Antinuclear Antibody Test Facts

Lupus and other inflammatory diseases can be challenging to diagnose because they don’t usually have a single definitive test. Instead, as part of the diagnosis process, doctors will order several blood tests to measure levels of inflammation, the presence of various antibodies, and more.

The antinuclear antibody (ANA) test is one of many blood tests that your rheumatologist might order to help guide the diagnosis.

What Is the ANA Blood Test?

Your immune system produces proteins called antibodies to fight off foreign cells like bacteria and viruses, which keeps you from getting sick. Antinuclear antibodies are a category of antibodies that targets the nucleus of other cells. Your body will produce ANAs naturally to fight off infections, but in certain autoimmune conditions, the body produces ANAs even when there isn’t an invader.

With no germs or foreign cells to fight off, the antibodies attack the body’s own cells instead, driving inflammation that causes joint pain and other symptoms. Doctors use the ANA blood test to help diagnose certain autoimmune conditions, particularly lupus.

What Do the Results of the ANA Blood Test Mean?

After your blood is drawn, it’s sent to a lab, where it’s diluted with saline solution and tested for the presence of antinuclear antibodies. Up to 15 percent of healthy people without any autoimmune disease will test positive for ANA, so labs go a step further to see just how much ANA is there. They’ll water down the blood more and more until the test comes back negative. When a sample is very diluted but still comes back positive, it tells doctors there’s a higher level of ANA in the blood — and a higher chance that autoimmune problems are driving that number up. “The greater that dilution is that you still see presence of ANAs, the higher the likelihood of clinical relevance is,” says Christopher Collins, MD, attending rheumatologist and program director of the Rheumatology Division at MedStar Washington Hospital Center in Washington, D.C.

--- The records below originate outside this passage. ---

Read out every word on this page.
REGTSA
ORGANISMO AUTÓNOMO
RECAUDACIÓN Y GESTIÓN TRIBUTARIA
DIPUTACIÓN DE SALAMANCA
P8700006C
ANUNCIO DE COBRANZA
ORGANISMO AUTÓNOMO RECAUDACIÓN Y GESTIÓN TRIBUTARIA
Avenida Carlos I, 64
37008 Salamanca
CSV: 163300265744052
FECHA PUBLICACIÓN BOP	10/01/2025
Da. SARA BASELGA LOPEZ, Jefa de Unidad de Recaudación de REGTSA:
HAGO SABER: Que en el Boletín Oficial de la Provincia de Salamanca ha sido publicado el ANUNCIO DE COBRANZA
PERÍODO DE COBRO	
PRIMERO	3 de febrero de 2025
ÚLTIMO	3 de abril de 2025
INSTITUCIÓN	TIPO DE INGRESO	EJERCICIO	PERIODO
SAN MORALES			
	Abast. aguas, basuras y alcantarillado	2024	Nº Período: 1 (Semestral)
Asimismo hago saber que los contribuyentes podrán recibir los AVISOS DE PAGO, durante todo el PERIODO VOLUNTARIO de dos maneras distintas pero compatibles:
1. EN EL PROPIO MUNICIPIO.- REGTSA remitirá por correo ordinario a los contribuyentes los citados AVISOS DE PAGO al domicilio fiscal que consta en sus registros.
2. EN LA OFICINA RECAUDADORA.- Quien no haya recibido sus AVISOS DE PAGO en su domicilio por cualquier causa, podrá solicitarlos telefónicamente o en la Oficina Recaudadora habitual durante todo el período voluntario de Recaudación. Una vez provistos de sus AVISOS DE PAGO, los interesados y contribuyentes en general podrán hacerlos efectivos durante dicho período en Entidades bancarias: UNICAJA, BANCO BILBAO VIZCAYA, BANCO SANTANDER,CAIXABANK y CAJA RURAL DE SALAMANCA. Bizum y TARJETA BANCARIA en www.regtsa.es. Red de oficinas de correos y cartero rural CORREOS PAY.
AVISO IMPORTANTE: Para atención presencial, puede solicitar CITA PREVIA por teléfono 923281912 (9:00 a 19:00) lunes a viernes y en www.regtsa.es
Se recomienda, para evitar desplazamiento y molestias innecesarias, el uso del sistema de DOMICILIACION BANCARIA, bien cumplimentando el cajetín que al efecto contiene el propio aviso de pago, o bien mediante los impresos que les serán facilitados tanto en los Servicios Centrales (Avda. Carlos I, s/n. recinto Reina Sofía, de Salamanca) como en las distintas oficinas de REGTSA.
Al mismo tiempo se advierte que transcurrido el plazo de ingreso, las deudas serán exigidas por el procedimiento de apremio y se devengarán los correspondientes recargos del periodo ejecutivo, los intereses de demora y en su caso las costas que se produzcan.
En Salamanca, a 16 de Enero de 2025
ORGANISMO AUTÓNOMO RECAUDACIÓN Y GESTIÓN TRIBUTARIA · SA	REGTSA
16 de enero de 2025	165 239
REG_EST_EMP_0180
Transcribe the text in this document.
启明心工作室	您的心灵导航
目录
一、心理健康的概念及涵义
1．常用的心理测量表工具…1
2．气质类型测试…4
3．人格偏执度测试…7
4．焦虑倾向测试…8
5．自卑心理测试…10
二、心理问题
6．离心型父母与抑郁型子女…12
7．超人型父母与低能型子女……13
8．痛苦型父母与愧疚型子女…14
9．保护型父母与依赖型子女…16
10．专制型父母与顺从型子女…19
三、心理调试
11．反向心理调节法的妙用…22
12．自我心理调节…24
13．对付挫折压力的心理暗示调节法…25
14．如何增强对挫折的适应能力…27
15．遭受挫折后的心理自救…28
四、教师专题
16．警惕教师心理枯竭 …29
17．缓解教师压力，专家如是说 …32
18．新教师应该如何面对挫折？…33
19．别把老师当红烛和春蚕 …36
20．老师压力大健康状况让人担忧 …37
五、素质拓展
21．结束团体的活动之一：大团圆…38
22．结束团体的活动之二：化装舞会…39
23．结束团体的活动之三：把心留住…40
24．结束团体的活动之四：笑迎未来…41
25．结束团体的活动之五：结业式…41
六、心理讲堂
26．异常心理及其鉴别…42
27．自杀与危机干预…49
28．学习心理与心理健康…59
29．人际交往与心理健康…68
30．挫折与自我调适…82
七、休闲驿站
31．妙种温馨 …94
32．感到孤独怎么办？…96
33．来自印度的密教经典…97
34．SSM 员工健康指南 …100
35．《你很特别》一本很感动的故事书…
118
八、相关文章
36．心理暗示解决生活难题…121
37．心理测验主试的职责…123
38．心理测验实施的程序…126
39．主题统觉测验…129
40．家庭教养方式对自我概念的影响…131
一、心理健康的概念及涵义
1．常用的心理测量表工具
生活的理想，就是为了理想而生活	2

How Sensitive and Specific Is the ANA Test?

ANA tests are very sensitive, which means they’re good at identifying “true positives.” According to the Johns Hopkins Lupus Center, 98 percent of people with systemic lupus will have a positive ANA test.

A positive ANA test isn’t necessarily a guarantee of lupus though. Positive ANA tests can also indicate other autoimmune diseases, such as scleroderma or Sjogren’s syndrome. And some healthy people have naturally high levels of ANA; the likelihood of this increases with age. Up to one in three people over age 65 have a positive ANA result, according to MedlinePlus.

On the other hand, the ANA test isn’t very specific, which means that the results aren’t as good at identifying “true negatives.” According to a 2015 study, an ANA test of a 1:80 blood-to-saline sample has a specificity of 78 percent for systemic lupus. This indicates that 78 percent of people who do not have lupus will test negative, but the other 22 percent of people without the condition might test positive.

Bottom line: The high sensitivity and lower specificity of the ANA test means most people with lupus will have a positive ANA test, but not everyone with a positive ANA test has lupus.

What Diseases Does the ANA Test Help Diagnose?

An ANA test result is just one piece in the puzzle for diagnosing autoimmune conditions. It’s generally associated with lupus, though a positive ANA result can also be a sign of Sjogren’s system, scleroderma, liver disease, and more. “If you have a positive ANA, that’s when rheumatologists use their experience to tie in clinical signs and symptoms to do more clinical testing to better define the clinical disease, if there is one,” says Dr. Collins.

With a positive ANA test result, you’ll likely need to get more blood drawn for additional tests that look for for more specific types of ANAs. Specific types of antinuclear antibodies, like the anti-double-stranded DNA antibody (anti-dsDNA) and anti-Smith (anti-Sm), both associated with SLE, and the Scl-70 (associated with scleroderma), are more strongly associated with particular diseases than a general ANA test is.

What Diseases Does the ANA Test Help Rule Out?

Even though a positive ANA result can’t definitively diagnose lupus or other diseases, a negative result can help a doctor to eliminate certain conditions. “A negative ANA test in a patient with a relatively low probability [of lupus] helps you say, ‘No, this isn’t lupus,’” says Dr. Collins. “But a positive test alone isn’t enough to point you in any specific direction.” The doctor will have to put the ANA test result in context with the rest of the patient’s history, symptoms, and other test results before making a diagnosis. Here are common lupus symptoms to pay attention to.

How Do Doctors Use the ANA Test to Monitor Your Disease?

“Different antibodies serve different functions,” says Dr. Collins. “Some are diagnostic. Some are prognostic, which means their presence can predict patterns of disease behavior. Some are for disease monitoring, which means the amount or presence correlates with disease activity.”

The ANA test is best for helping to diagnose a disease, rather than tracking or making predictions, Dr. Collins says, so you’ll likely only need to take the test once in context of a given disease.